A Disartria Consiste na dificuldade de articular as palavras, normalmente resultante de paresia, paralisia ou ataxia dos músculos que intervêm nesta articulação. A perturbação é mais acentuada quando se trata de pronunciar as consoantes labiais e linguais, as quais são omitidas ao dizer as palavras, ou a pessoa titubeia ao pronunciá-las. A alteração torna-se mais evidente quando se utilizam as frases de prova, como por exemplo, pedindo ao paciente que pronuncie "sou caricaturista, vou caricaturar-me no caricaturista", ou "artilheiro de artilharia", "ministro plenipotenciário".

Desta feita a Disartria acaba sendo sempre conseqüência de alteração neurológica e, normalmente, as pessoas portadoras de lesões suficientes para produzir Disartria acabam por mostrar outras alterações ao exame clínico. A Disartria pode ser encontrada nos traumatismos crânio-encefálicos, nas patologias tumorais do cérebro, cerebelo ou tronco encefálico, nas lesões vasculares encefálicas, na intoxicação alcoólica, na esclerose em placas, na paralisia pseudobulbar, nas paralisias periféricas do grande hipoglosso, pneumogástrico e facial.

Discinesia

A Discinesia é uma alteração dos movimentos voluntários, incluindo certos tipos de movimentos involuntários anômalos produzidos especialmente pelo consumo de alguns fármacos. As Discinesias podem ser coreiformes (não repetitivas, rápidas, espasmódicas e quase intencionais), atetóides (contínuas, lentas, sinuosas, anárquicas) ou movimentos rítmicos em determinadas regiões corporais que diminuem com os movimentos voluntários da parte afetada e aumentam com os movimentos voluntários da zona intacta. As Discinesias são conhecidas mais como efeitos secundários dos neurolépticos. Nesse caso se chamarão

Discinesias Tardias, aparecendo após o uso crônico de antipsicóticos (geralmente após 2 anos). Clinicamente a Discinesia Tardia é caracterizada por movimentos involuntários, principalmente da musculatura oro-língua-facial, ocorrendo protrusão da língua com movimentos de varredura látero-lateral, acompanhados de movimentos sincrônicos da mandíbula. O tronco, os ombros e os membros também podem apresentar movimentos discinéticos.
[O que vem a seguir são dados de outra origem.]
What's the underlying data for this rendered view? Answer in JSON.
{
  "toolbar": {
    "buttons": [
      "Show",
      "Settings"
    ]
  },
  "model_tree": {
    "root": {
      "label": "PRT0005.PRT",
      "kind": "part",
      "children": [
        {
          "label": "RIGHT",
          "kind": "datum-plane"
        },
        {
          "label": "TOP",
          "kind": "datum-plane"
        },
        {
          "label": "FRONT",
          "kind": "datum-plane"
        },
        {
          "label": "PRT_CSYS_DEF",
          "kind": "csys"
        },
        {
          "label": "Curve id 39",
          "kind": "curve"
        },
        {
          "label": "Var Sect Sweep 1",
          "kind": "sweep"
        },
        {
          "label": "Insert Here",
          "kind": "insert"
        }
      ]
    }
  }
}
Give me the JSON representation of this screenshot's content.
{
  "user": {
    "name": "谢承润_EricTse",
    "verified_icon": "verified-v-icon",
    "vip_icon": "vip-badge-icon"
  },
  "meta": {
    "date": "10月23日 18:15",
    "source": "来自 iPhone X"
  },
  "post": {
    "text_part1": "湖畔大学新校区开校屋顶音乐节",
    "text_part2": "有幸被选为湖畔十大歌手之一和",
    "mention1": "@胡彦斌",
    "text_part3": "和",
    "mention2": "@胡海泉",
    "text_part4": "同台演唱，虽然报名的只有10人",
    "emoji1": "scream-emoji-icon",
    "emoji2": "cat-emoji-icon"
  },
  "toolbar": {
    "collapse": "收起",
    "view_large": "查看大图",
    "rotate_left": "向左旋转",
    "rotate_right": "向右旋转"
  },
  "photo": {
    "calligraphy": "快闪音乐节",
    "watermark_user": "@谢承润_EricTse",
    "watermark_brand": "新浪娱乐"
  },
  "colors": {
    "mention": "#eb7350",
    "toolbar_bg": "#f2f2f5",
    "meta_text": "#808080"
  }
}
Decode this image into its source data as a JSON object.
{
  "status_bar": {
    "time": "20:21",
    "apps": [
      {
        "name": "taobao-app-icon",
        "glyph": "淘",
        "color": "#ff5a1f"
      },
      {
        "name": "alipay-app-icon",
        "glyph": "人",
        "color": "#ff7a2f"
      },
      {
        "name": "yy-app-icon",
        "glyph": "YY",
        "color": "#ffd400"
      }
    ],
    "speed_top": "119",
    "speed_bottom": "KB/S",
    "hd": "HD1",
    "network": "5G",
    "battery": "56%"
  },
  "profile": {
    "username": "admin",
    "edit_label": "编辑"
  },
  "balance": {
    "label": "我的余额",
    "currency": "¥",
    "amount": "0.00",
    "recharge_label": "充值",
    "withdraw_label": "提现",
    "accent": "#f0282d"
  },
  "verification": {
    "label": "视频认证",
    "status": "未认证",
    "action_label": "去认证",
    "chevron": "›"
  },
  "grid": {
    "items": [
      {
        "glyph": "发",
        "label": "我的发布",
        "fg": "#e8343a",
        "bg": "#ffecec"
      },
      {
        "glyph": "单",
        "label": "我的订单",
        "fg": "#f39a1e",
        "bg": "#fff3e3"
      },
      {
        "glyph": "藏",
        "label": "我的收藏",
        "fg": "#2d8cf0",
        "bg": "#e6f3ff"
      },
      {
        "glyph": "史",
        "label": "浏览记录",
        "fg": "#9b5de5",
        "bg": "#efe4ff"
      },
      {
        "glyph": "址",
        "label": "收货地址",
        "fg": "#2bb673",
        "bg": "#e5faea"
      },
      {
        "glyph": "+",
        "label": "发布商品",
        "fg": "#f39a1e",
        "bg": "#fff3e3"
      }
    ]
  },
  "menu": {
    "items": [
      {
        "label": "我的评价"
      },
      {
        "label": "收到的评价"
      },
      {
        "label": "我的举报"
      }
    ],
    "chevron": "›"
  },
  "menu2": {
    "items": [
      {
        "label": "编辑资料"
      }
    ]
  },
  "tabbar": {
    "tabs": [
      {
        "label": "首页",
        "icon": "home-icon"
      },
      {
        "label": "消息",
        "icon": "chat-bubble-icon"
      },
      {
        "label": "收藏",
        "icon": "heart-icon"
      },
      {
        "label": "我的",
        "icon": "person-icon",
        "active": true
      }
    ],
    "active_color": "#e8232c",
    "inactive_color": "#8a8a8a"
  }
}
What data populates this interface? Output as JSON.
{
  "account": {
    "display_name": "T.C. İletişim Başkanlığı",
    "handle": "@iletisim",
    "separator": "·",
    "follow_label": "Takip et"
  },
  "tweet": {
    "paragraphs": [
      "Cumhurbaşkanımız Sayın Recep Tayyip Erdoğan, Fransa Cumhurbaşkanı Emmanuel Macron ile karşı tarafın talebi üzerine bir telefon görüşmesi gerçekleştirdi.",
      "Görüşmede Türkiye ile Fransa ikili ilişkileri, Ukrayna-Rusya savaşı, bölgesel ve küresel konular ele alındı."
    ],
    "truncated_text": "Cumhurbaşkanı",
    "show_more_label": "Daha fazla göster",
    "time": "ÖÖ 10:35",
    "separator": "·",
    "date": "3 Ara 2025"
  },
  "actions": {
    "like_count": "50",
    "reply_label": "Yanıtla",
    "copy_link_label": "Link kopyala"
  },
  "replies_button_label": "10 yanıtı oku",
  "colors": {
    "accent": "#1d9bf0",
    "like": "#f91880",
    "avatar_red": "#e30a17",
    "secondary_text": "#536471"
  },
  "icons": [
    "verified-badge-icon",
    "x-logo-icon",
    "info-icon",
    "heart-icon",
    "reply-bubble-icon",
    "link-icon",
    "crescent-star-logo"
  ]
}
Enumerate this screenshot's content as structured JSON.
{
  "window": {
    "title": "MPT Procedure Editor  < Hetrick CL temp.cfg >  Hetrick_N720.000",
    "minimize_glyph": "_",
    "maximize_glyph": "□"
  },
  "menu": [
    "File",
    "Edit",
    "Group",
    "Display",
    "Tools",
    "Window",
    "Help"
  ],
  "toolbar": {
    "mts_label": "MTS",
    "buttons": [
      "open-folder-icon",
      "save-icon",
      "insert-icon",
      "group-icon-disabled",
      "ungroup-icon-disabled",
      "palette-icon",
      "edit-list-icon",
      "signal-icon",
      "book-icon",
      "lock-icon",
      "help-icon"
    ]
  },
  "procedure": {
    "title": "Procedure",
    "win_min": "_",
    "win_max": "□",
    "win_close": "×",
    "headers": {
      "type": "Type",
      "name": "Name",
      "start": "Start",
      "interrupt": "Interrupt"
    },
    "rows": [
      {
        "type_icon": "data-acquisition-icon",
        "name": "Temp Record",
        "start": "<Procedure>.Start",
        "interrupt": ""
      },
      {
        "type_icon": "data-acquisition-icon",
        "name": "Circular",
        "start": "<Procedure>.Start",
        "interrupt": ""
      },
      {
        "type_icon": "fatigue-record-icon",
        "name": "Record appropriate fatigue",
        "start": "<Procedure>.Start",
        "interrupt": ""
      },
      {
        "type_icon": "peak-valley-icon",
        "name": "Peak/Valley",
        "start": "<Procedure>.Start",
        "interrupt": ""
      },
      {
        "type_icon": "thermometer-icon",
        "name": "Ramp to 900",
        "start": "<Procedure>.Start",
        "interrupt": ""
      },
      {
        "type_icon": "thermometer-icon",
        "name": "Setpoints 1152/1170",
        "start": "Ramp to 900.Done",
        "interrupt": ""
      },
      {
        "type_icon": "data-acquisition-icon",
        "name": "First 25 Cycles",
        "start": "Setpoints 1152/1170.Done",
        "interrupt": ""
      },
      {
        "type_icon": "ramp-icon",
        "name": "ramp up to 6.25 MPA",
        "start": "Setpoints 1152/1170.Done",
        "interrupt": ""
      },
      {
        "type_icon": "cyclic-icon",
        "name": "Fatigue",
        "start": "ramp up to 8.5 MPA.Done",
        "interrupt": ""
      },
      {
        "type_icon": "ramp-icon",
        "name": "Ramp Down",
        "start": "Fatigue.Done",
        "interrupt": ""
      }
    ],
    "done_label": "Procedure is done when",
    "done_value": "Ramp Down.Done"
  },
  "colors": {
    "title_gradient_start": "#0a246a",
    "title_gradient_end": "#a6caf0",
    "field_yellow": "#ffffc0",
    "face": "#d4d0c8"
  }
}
A Discinesia Tardia não responde a nenhum tratamento conhecido, embora em alguns casos possa ser suprimida com a readministração do antipsicótico ou, paradoxalmente, aumentando-se a dose anteriormente utilizada. Procedimento questionável do ponto de vista médico. É importante sublinhar que, embora alguns estudos mostrem uma correlação entre o uso de antipsicóticos e esta síndrome, ainda não existem provas conclusivas da participação direta destes medicamentos na etiologia do quadro discinético. Alguns autores afirmam que a discinesia tardia é própria de alguns tipos de esquizofrenia mais deteriorantes. Quando isso acontece normalmente pode-se recorrer aos Antipsicóticos Atípicos.

Disfunção executiva - desatenção, distração

Diz-se Disfunção Executiva das dificuldades, do ponto de vista neurofisiológico, de manter-se a atenção sustentada e seletiva, inibição de respostas, incosistência mental, dificuldade de planejamento e de atividades organizadas. Tem-se postulado que estas deficiências se devem a uma disfunção dos lobos frontais ou de suas interconexões. Os indivíduos que sofrem este tipo de transtorno possuem dificuldades de atenção e da memória executiva (alteração da capacidade para recordar algo durante um período suficientemente longo), têm dificuldade para iniciar, manter e inter-relacionar grupos de idéias abstratas e são incapazes de compreender a relação entre as coisas. A Disfunção Executiva pode dever-se a lessões em vários circuitos cerebrais, como os da córtex pré-frontal dorsolateral, núcleo caudado, globo pálido, substância negra e tálamo. Portanto, trata-se de um transtorno de origem predominantemente orgânica. Este transtorno pode afetar profundamente a capacidade de independência dos pacientes idosos e originar problemas no comportamento.

Disgeusia

Disgeusia é a alteração ou distorção do sentido do gosto (sabor metálico, fecalóide, de terra, sangue, etc) que pode ser iatrogênica, produzida por algum medicamento, pode ser um sintoma de depressão maior ou uma alucinação gustativa. Este síntoma se produz com maior freqüência em idosos depressivos, especialmente mulheres, assim como em pessoas com depressão psicótica (grave com sintomas psicóticos).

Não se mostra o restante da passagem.